Минимальный ущерб вскоре обернулся потенциальным саморазрушением. Я был разочарован в себе и в том бесконечном тюремном заключении, к которому приговорил меня бывший агент, намереваясь спасти от безработицы. Я застрял, заполняя собой пространство между рекламными роликами. Бессвязно бормотал какие-то слова из сценария, который толком не читал – не мог себя заставить (что спасло меня от яда, сочащегося со страниц таких сценариев). Я чувствовал себя сбитым с толку, потерянным, застрявшим в образе молодого республиканца, который в ту пору охотно тиражировали, пихая в глотки добропорядочных американцев. Парень с телевидения, сердцеед, кумир подростков, красавчик. Загримированный, манерный, запатентованный, напомаженный, пластиковый! Словно сошедший с коробки хлопьев, он уже поставлен на колеса и со скоростью 200 миль в час мчится по встречной полосе дороги с односторонним движением, чтобы закончить путь картинкой на стариковских термосах и допотопных ланч-боксах. Мальчик-новинка, мальчик-франшиза. Затюканный всеми и выжатый как лимон, без шанса вырваться из этого кошмара.

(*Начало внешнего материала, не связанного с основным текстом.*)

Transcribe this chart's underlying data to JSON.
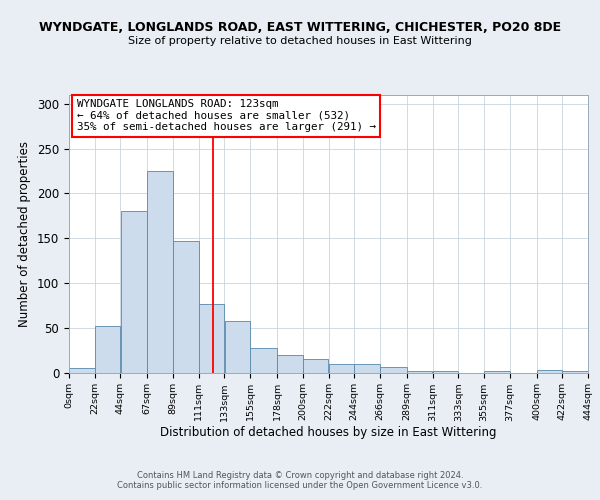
{
  "title_line1": "WYNDGATE, LONGLANDS ROAD, EAST WITTERING, CHICHESTER, PO20 8DE",
  "title_line2": "Size of property relative to detached houses in East Wittering",
  "xlabel": "Distribution of detached houses by size in East Wittering",
  "ylabel": "Number of detached properties",
  "bin_labels": [
    "0sqm",
    "22sqm",
    "44sqm",
    "67sqm",
    "89sqm",
    "111sqm",
    "133sqm",
    "155sqm",
    "178sqm",
    "200sqm",
    "222sqm",
    "244sqm",
    "266sqm",
    "289sqm",
    "311sqm",
    "333sqm",
    "355sqm",
    "377sqm",
    "400sqm",
    "422sqm",
    "444sqm"
  ],
  "bar_heights": [
    5,
    52,
    180,
    225,
    147,
    77,
    57,
    27,
    20,
    15,
    10,
    10,
    6,
    2,
    2,
    0,
    2,
    0,
    3,
    2
  ],
  "bar_left_edges": [
    0,
    22,
    44,
    67,
    89,
    111,
    133,
    155,
    178,
    200,
    222,
    244,
    266,
    289,
    311,
    333,
    355,
    377,
    400,
    422
  ],
  "bar_widths": [
    22,
    22,
    23,
    22,
    22,
    22,
    22,
    23,
    22,
    22,
    22,
    22,
    23,
    22,
    22,
    22,
    22,
    23,
    22,
    22
  ],
  "bar_color": "#ccdcec",
  "bar_edge_color": "#5588aa",
  "vline_x": 123,
  "vline_color": "red",
  "annotation_title": "WYNDGATE LONGLANDS ROAD: 123sqm",
  "annotation_line2": "← 64% of detached houses are smaller (532)",
  "annotation_line3": "35% of semi-detached houses are larger (291) →",
  "annotation_box_color": "red",
  "ylim": [
    0,
    310
  ],
  "yticks": [
    0,
    50,
    100,
    150,
    200,
    250,
    300
  ],
  "footer_line1": "Contains HM Land Registry data © Crown copyright and database right 2024.",
  "footer_line2": "Contains public sector information licensed under the Open Government Licence v3.0.",
  "bg_color": "#e8eef4",
  "plot_bg_color": "#ffffff",
  "grid_color": "#c8d4de"
}
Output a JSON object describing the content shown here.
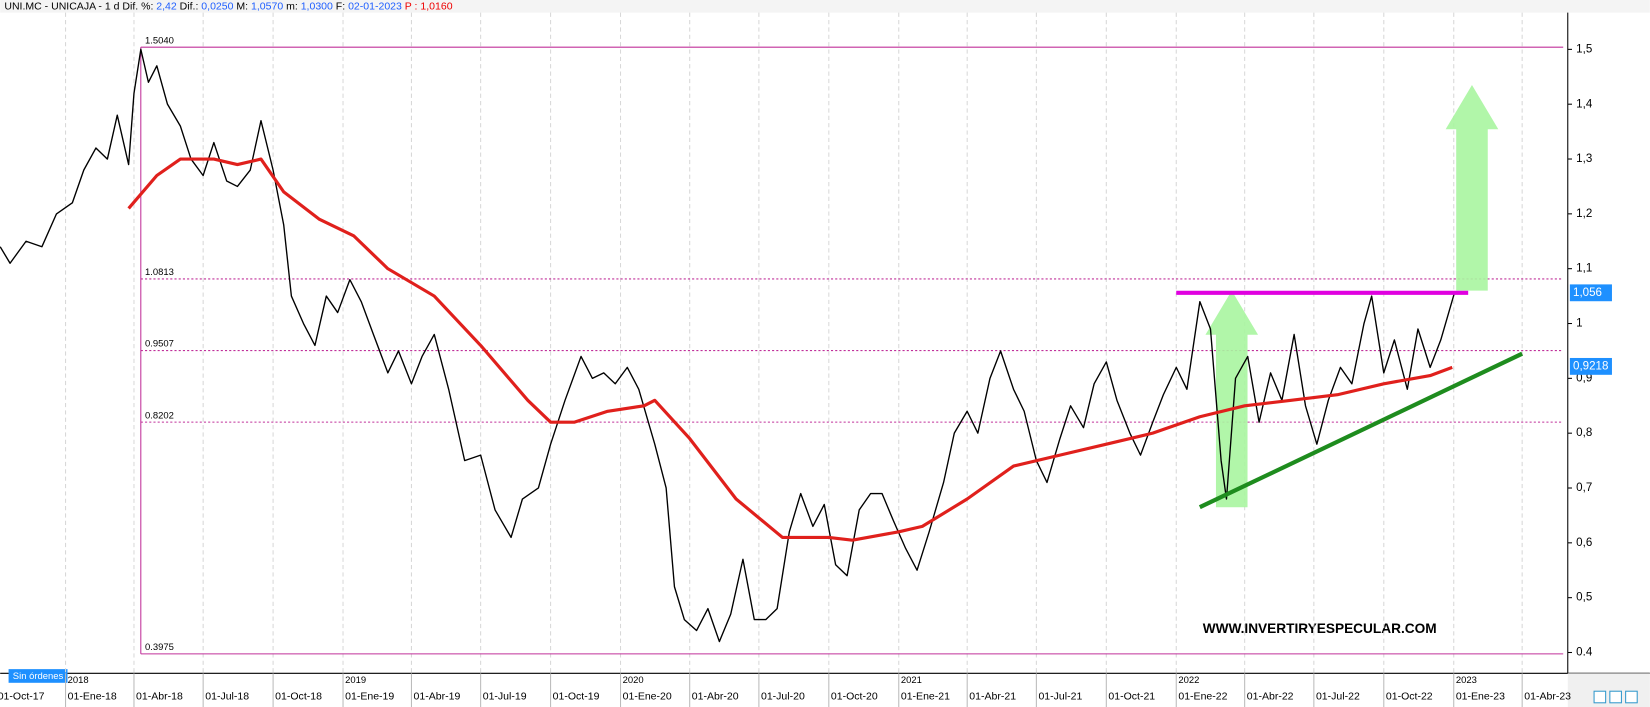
{
  "header": {
    "symbol": "UNI.MC - UNICAJA - 1 d",
    "fields": [
      {
        "label": "Dif. %:",
        "value": "2,42"
      },
      {
        "label": "Dif.:",
        "value": "0,0250"
      },
      {
        "label": "M:",
        "value": "1,0570"
      },
      {
        "label": "m:",
        "value": "1,0300"
      },
      {
        "label": "F:",
        "value": "02-01-2023"
      },
      {
        "label": "P :",
        "value": "1,0160"
      }
    ]
  },
  "status": "Sin órdenes",
  "watermark": "WWW.INVERTIRYESPECULAR.COM",
  "chart_data": {
    "type": "line",
    "xlim": [
      "2017-10-07",
      "2023-05-31"
    ],
    "ylim": [
      0.362,
      1.567
    ],
    "yticks": [
      0.4,
      {
        "value": 0.5,
        "label": "0,5"
      },
      {
        "value": 0.6,
        "label": "0,6"
      },
      {
        "value": 0.7,
        "label": "0,7"
      },
      {
        "value": 0.8,
        "label": "0,8"
      },
      {
        "value": 0.9,
        "label": "0,9"
      },
      1,
      {
        "value": 1.1,
        "label": "1,1"
      },
      {
        "value": 1.2,
        "label": "1,2"
      },
      {
        "value": 1.3,
        "label": "1,3"
      },
      {
        "value": 1.4,
        "label": "1,4"
      },
      {
        "value": 1.5,
        "label": "1,5"
      }
    ],
    "xticks": [
      {
        "value": "2017-10-01",
        "label": "01-Oct-17"
      },
      {
        "value": "2018-01-01",
        "label": "01-Ene-18"
      },
      {
        "value": "2018-04-01",
        "label": "01-Abr-18"
      },
      {
        "value": "2018-07-01",
        "label": "01-Jul-18"
      },
      {
        "value": "2018-10-01",
        "label": "01-Oct-18"
      },
      {
        "value": "2019-01-01",
        "label": "01-Ene-19"
      },
      {
        "value": "2019-04-01",
        "label": "01-Abr-19"
      },
      {
        "value": "2019-07-01",
        "label": "01-Jul-19"
      },
      {
        "value": "2019-10-01",
        "label": "01-Oct-19"
      },
      {
        "value": "2020-01-01",
        "label": "01-Ene-20"
      },
      {
        "value": "2020-04-01",
        "label": "01-Abr-20"
      },
      {
        "value": "2020-07-01",
        "label": "01-Jul-20"
      },
      {
        "value": "2020-10-01",
        "label": "01-Oct-20"
      },
      {
        "value": "2021-01-01",
        "label": "01-Ene-21"
      },
      {
        "value": "2021-04-01",
        "label": "01-Abr-21"
      },
      {
        "value": "2021-07-01",
        "label": "01-Jul-21"
      },
      {
        "value": "2021-10-01",
        "label": "01-Oct-21"
      },
      {
        "value": "2022-01-01",
        "label": "01-Ene-22"
      },
      {
        "value": "2022-04-01",
        "label": "01-Abr-22"
      },
      {
        "value": "2022-07-01",
        "label": "01-Jul-22"
      },
      {
        "value": "2022-10-01",
        "label": "01-Oct-22"
      },
      {
        "value": "2023-01-01",
        "label": "01-Ene-23"
      },
      {
        "value": "2023-04-01",
        "label": "01-Abr-23"
      }
    ],
    "year_ticks": [
      {
        "value": "2018-01-01",
        "label": "2018"
      },
      {
        "value": "2019-01-01",
        "label": "2019"
      },
      {
        "value": "2020-01-01",
        "label": "2020"
      },
      {
        "value": "2021-01-01",
        "label": "2021"
      },
      {
        "value": "2022-01-01",
        "label": "2022"
      },
      {
        "value": "2023-01-01",
        "label": "2023"
      }
    ],
    "series": [
      {
        "color": "#000000",
        "x": [
          "2017-10-07",
          "2017-10-20",
          "2017-11-10",
          "2017-12-01",
          "2017-12-20",
          "2018-01-10",
          "2018-01-25",
          "2018-02-10",
          "2018-02-25",
          "2018-03-10",
          "2018-03-25",
          "2018-04-01",
          "2018-04-10",
          "2018-04-20",
          "2018-05-01",
          "2018-05-15",
          "2018-06-01",
          "2018-06-15",
          "2018-07-01",
          "2018-07-15",
          "2018-08-01",
          "2018-08-15",
          "2018-09-01",
          "2018-09-15",
          "2018-10-01",
          "2018-10-15",
          "2018-10-25",
          "2018-11-10",
          "2018-11-25",
          "2018-12-10",
          "2018-12-25",
          "2019-01-10",
          "2019-01-25",
          "2019-02-10",
          "2019-03-01",
          "2019-03-15",
          "2019-04-01",
          "2019-04-15",
          "2019-05-01",
          "2019-05-20",
          "2019-06-10",
          "2019-07-01",
          "2019-07-20",
          "2019-08-10",
          "2019-08-25",
          "2019-09-15",
          "2019-10-01",
          "2019-10-20",
          "2019-11-10",
          "2019-11-25",
          "2019-12-10",
          "2019-12-25",
          "2020-01-10",
          "2020-01-25",
          "2020-02-15",
          "2020-03-01",
          "2020-03-12",
          "2020-03-25",
          "2020-04-10",
          "2020-04-25",
          "2020-05-10",
          "2020-05-25",
          "2020-06-10",
          "2020-06-25",
          "2020-07-10",
          "2020-07-25",
          "2020-08-10",
          "2020-08-25",
          "2020-09-10",
          "2020-09-25",
          "2020-10-10",
          "2020-10-25",
          "2020-11-10",
          "2020-11-25",
          "2020-12-10",
          "2020-12-25",
          "2021-01-10",
          "2021-01-25",
          "2021-02-10",
          "2021-03-01",
          "2021-03-15",
          "2021-04-01",
          "2021-04-15",
          "2021-05-01",
          "2021-05-15",
          "2021-06-01",
          "2021-06-15",
          "2021-07-01",
          "2021-07-15",
          "2021-08-01",
          "2021-08-15",
          "2021-09-01",
          "2021-09-15",
          "2021-10-01",
          "2021-10-15",
          "2021-11-01",
          "2021-11-15",
          "2021-12-01",
          "2021-12-15",
          "2022-01-01",
          "2022-01-15",
          "2022-02-01",
          "2022-02-15",
          "2022-03-01",
          "2022-03-08",
          "2022-03-20",
          "2022-04-05",
          "2022-04-20",
          "2022-05-05",
          "2022-05-20",
          "2022-06-05",
          "2022-06-20",
          "2022-07-05",
          "2022-07-20",
          "2022-08-05",
          "2022-08-20",
          "2022-09-05",
          "2022-09-15",
          "2022-10-01",
          "2022-10-15",
          "2022-11-01",
          "2022-11-15",
          "2022-12-01",
          "2022-12-15",
          "2023-01-02"
        ],
        "values": [
          1.14,
          1.11,
          1.15,
          1.14,
          1.2,
          1.22,
          1.28,
          1.32,
          1.3,
          1.38,
          1.29,
          1.42,
          1.5,
          1.44,
          1.47,
          1.4,
          1.36,
          1.3,
          1.27,
          1.33,
          1.26,
          1.25,
          1.28,
          1.37,
          1.28,
          1.18,
          1.05,
          1.0,
          0.96,
          1.05,
          1.02,
          1.08,
          1.04,
          0.98,
          0.91,
          0.95,
          0.89,
          0.94,
          0.98,
          0.88,
          0.75,
          0.76,
          0.66,
          0.61,
          0.68,
          0.7,
          0.78,
          0.86,
          0.94,
          0.9,
          0.91,
          0.89,
          0.92,
          0.88,
          0.78,
          0.7,
          0.52,
          0.46,
          0.44,
          0.48,
          0.42,
          0.47,
          0.57,
          0.46,
          0.46,
          0.48,
          0.62,
          0.69,
          0.63,
          0.67,
          0.56,
          0.54,
          0.66,
          0.69,
          0.69,
          0.64,
          0.59,
          0.55,
          0.62,
          0.71,
          0.8,
          0.84,
          0.8,
          0.9,
          0.95,
          0.88,
          0.84,
          0.75,
          0.71,
          0.79,
          0.85,
          0.81,
          0.89,
          0.93,
          0.86,
          0.8,
          0.76,
          0.82,
          0.87,
          0.92,
          0.88,
          1.04,
          0.99,
          0.75,
          0.68,
          0.9,
          0.94,
          0.82,
          0.91,
          0.86,
          0.98,
          0.85,
          0.78,
          0.86,
          0.92,
          0.89,
          1.0,
          1.05,
          0.91,
          0.97,
          0.88,
          0.99,
          0.92,
          0.97,
          1.056
        ]
      },
      {
        "color": "#e0201c",
        "x": [
          "2018-03-25",
          "2018-05-01",
          "2018-06-01",
          "2018-07-15",
          "2018-08-15",
          "2018-09-15",
          "2018-10-15",
          "2018-12-01",
          "2019-01-15",
          "2019-03-01",
          "2019-05-01",
          "2019-07-01",
          "2019-09-01",
          "2019-10-01",
          "2019-11-01",
          "2019-12-15",
          "2020-02-01",
          "2020-02-15",
          "2020-04-01",
          "2020-06-01",
          "2020-08-01",
          "2020-10-01",
          "2020-11-01",
          "2021-01-01",
          "2021-02-01",
          "2021-04-01",
          "2021-06-01",
          "2021-08-01",
          "2021-10-01",
          "2021-12-01",
          "2022-02-01",
          "2022-04-01",
          "2022-06-01",
          "2022-08-01",
          "2022-10-01",
          "2022-12-01",
          "2022-12-30"
        ],
        "values": [
          1.21,
          1.27,
          1.3,
          1.3,
          1.29,
          1.3,
          1.24,
          1.19,
          1.16,
          1.1,
          1.05,
          0.96,
          0.86,
          0.82,
          0.82,
          0.84,
          0.85,
          0.86,
          0.79,
          0.68,
          0.61,
          0.61,
          0.605,
          0.62,
          0.63,
          0.68,
          0.74,
          0.76,
          0.78,
          0.8,
          0.83,
          0.85,
          0.86,
          0.87,
          0.89,
          0.905,
          0.92
        ]
      }
    ],
    "fib_x": [
      "2018-04-10",
      "2023-05-25"
    ],
    "fib_levels": [
      {
        "value": 1.504,
        "label": "1.5040"
      },
      {
        "value": 1.0813,
        "label": "1.0813"
      },
      {
        "value": 0.9507,
        "label": "0.9507"
      },
      {
        "value": 0.8202,
        "label": "0.8202"
      },
      {
        "value": 0.3975,
        "label": "0.3975"
      }
    ],
    "fib_color": "#c0309a",
    "price_labels": [
      {
        "value": 1.056,
        "label": "1,056"
      },
      {
        "value": 0.9218,
        "label": "0,9218"
      }
    ],
    "drawings": [
      {
        "type": "arrow",
        "color": "#a8f5a0",
        "x": [
          "2022-03-15",
          "2022-03-15"
        ],
        "y": [
          0.665,
          1.06
        ]
      },
      {
        "type": "arrow",
        "color": "#a8f5a0",
        "x": [
          "2023-01-25",
          "2023-01-25"
        ],
        "y": [
          1.06,
          1.435
        ]
      },
      {
        "type": "line",
        "color": "#e000e0",
        "x": [
          "2022-01-01",
          "2023-01-20"
        ],
        "y": [
          1.056,
          1.056
        ]
      },
      {
        "type": "line",
        "color": "#1e8c1e",
        "x": [
          "2022-02-01",
          "2023-04-01"
        ],
        "y": [
          0.665,
          0.945
        ]
      }
    ]
  }
}
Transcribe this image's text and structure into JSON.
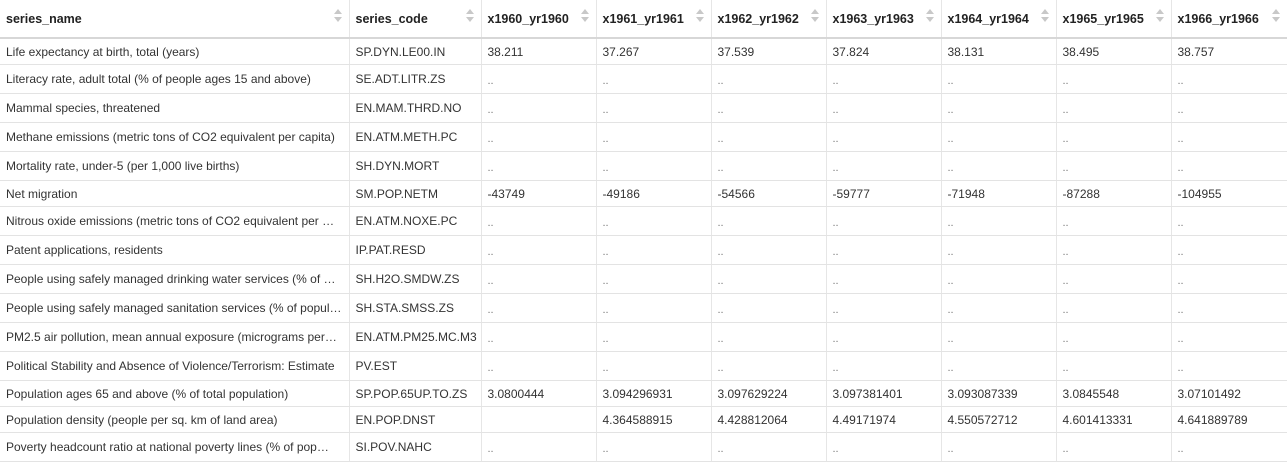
{
  "columns": [
    {
      "label": "series_name"
    },
    {
      "label": "series_code"
    },
    {
      "label": "x1960_yr1960"
    },
    {
      "label": "x1961_yr1961"
    },
    {
      "label": "x1962_yr1962"
    },
    {
      "label": "x1963_yr1963"
    },
    {
      "label": "x1964_yr1964"
    },
    {
      "label": "x1965_yr1965"
    },
    {
      "label": "x1966_yr1966"
    }
  ],
  "rows": [
    [
      "Life expectancy at birth, total (years)",
      "SP.DYN.LE00.IN",
      "38.211",
      "37.267",
      "37.539",
      "37.824",
      "38.131",
      "38.495",
      "38.757"
    ],
    [
      "Literacy rate, adult total (% of people ages 15 and above)",
      "SE.ADT.LITR.ZS",
      "..",
      "..",
      "..",
      "..",
      "..",
      "..",
      ".."
    ],
    [
      "Mammal species, threatened",
      "EN.MAM.THRD.NO",
      "..",
      "..",
      "..",
      "..",
      "..",
      "..",
      ".."
    ],
    [
      "Methane emissions (metric tons of CO2 equivalent per capita)",
      "EN.ATM.METH.PC",
      "..",
      "..",
      "..",
      "..",
      "..",
      "..",
      ".."
    ],
    [
      "Mortality rate, under-5 (per 1,000 live births)",
      "SH.DYN.MORT",
      "..",
      "..",
      "..",
      "..",
      "..",
      "..",
      ".."
    ],
    [
      "Net migration",
      "SM.POP.NETM",
      "-43749",
      "-49186",
      "-54566",
      "-59777",
      "-71948",
      "-87288",
      "-104955"
    ],
    [
      "Nitrous oxide emissions (metric tons of CO2 equivalent per …",
      "EN.ATM.NOXE.PC",
      "..",
      "..",
      "..",
      "..",
      "..",
      "..",
      ".."
    ],
    [
      "Patent applications, residents",
      "IP.PAT.RESD",
      "..",
      "..",
      "..",
      "..",
      "..",
      "..",
      ".."
    ],
    [
      "People using safely managed drinking water services (% of …",
      "SH.H2O.SMDW.ZS",
      "..",
      "..",
      "..",
      "..",
      "..",
      "..",
      ".."
    ],
    [
      "People using safely managed sanitation services (% of popul…",
      "SH.STA.SMSS.ZS",
      "..",
      "..",
      "..",
      "..",
      "..",
      "..",
      ".."
    ],
    [
      "PM2.5 air pollution, mean annual exposure (micrograms per…",
      "EN.ATM.PM25.MC.M3",
      "..",
      "..",
      "..",
      "..",
      "..",
      "..",
      ".."
    ],
    [
      "Political Stability and Absence of Violence/Terrorism: Estimate",
      "PV.EST",
      "..",
      "..",
      "..",
      "..",
      "..",
      "..",
      ".."
    ],
    [
      "Population ages 65 and above (% of total population)",
      "SP.POP.65UP.TO.ZS",
      "3.0800444",
      "3.094296931",
      "3.097629224",
      "3.097381401",
      "3.093087339",
      "3.0845548",
      "3.07101492"
    ],
    [
      "Population density (people per sq. km of land area)",
      "EN.POP.DNST",
      "",
      "4.364588915",
      "4.428812064",
      "4.49171974",
      "4.550572712",
      "4.601413331",
      "4.641889789"
    ],
    [
      "Poverty headcount ratio at national poverty lines (% of pop…",
      "SI.POV.NAHC",
      "..",
      "..",
      "..",
      "..",
      "..",
      "..",
      ".."
    ]
  ]
}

И вот однажды мой новый агент, ниспосланный мне с небес, показал мне сценарий. Это была история парня с ножницами вместо рук – невинного изгоя, обитавшего в пригороде. Я буквально проглотил сценарий и под конец плакал, как младенец. Потрясенный тем, что кому-то хватило ума вначале придумать, а потом еще и воплотить на бумаге такую историю, я сразу же перечитал ее еще раз. Сценарий тронул меня настолько, что невольно пробудил воспоминания: о собаках, которые были у меня в детстве, об ощущении собственной странности и глупости, сопровождавшем меня на протяжении всего периода взросления, и о безусловной любви, на которую способны только дети и собаки. Я почувствовал такую сильную связь с этой историей, что стал ей просто одержим. Я прочитал все детские рассказы, сказки, книги по детской психологии, «Анатомию Грея», что угодно, все, до чего мог дотянуться… А потом на меня накатила
Была назначена встреча. Я должен был встретиться с режиссером Тимом Бёртоном. Я подготовился, посмотрев другие его фильмы – «Битлджус», «Бэтмен», «Большое приключение Пи-Ви». Пораженный очевидным магическим даром, которым обладал этот парень, я еще больше преисполнился уверенности, что он никогда не даст мне эту роль. Мне и самому было неловко считать себя Эдвардом. После нескольких сражений не на жизнь, а на смерть с моим агентом (спасибо, Трейси), она все же заставила меня пойти на встречу.
Я прилетел в Лос-Анджелес и прямиком направился в кафе при отеле Bel Age, где должен был встретиться с Тимом и его продюсером Дениз Ди Нови. Я вошел, непрерывно куря и нервно высматривая по сторонам потенциального гения (о внешности которого не имел понятия), и БАЦ! Я увидел, как он сидит за столиком, отгородившись от всех растениями в горшках, и пьет кофе. Мы поздоровались, я сел, и мы вроде как поговорили… Впрочем, об этом я расскажу позже.
Бледный, хрупкий на вид мужчина с печальными глазами и волосами, которые выглядели так, будто всю ночь боролись с подушкой. При виде этих локонов расческа, случись у нее ноги, задала бы стрекача, оставив позади Джесси Оуэнса. Пучок на востоке, четыре веточки на западе, одинокий завиток и охваченные хаосом север и юг. Помню, я первым делом подумал: «Тебе бы немного поспать», но вслух, конечно, ничего не сказал. А затем я почувствовал себя так, словно мне по лбу прилетело кувалдой – тонны этак на две. Его руки – то, как он почти бесконтрольно размахивает ими в воздухе, пальцы, нервно постукивающие по столу, высокопарная речь (черта, общая для нас обоих), широко раскрытые, устремленные в никуда любопытные глаза, которые многое повидали, но продолжают смотреть на мир с интересом… Этот гиперчувствительный безумец – и есть Эдвард руки-ножницы.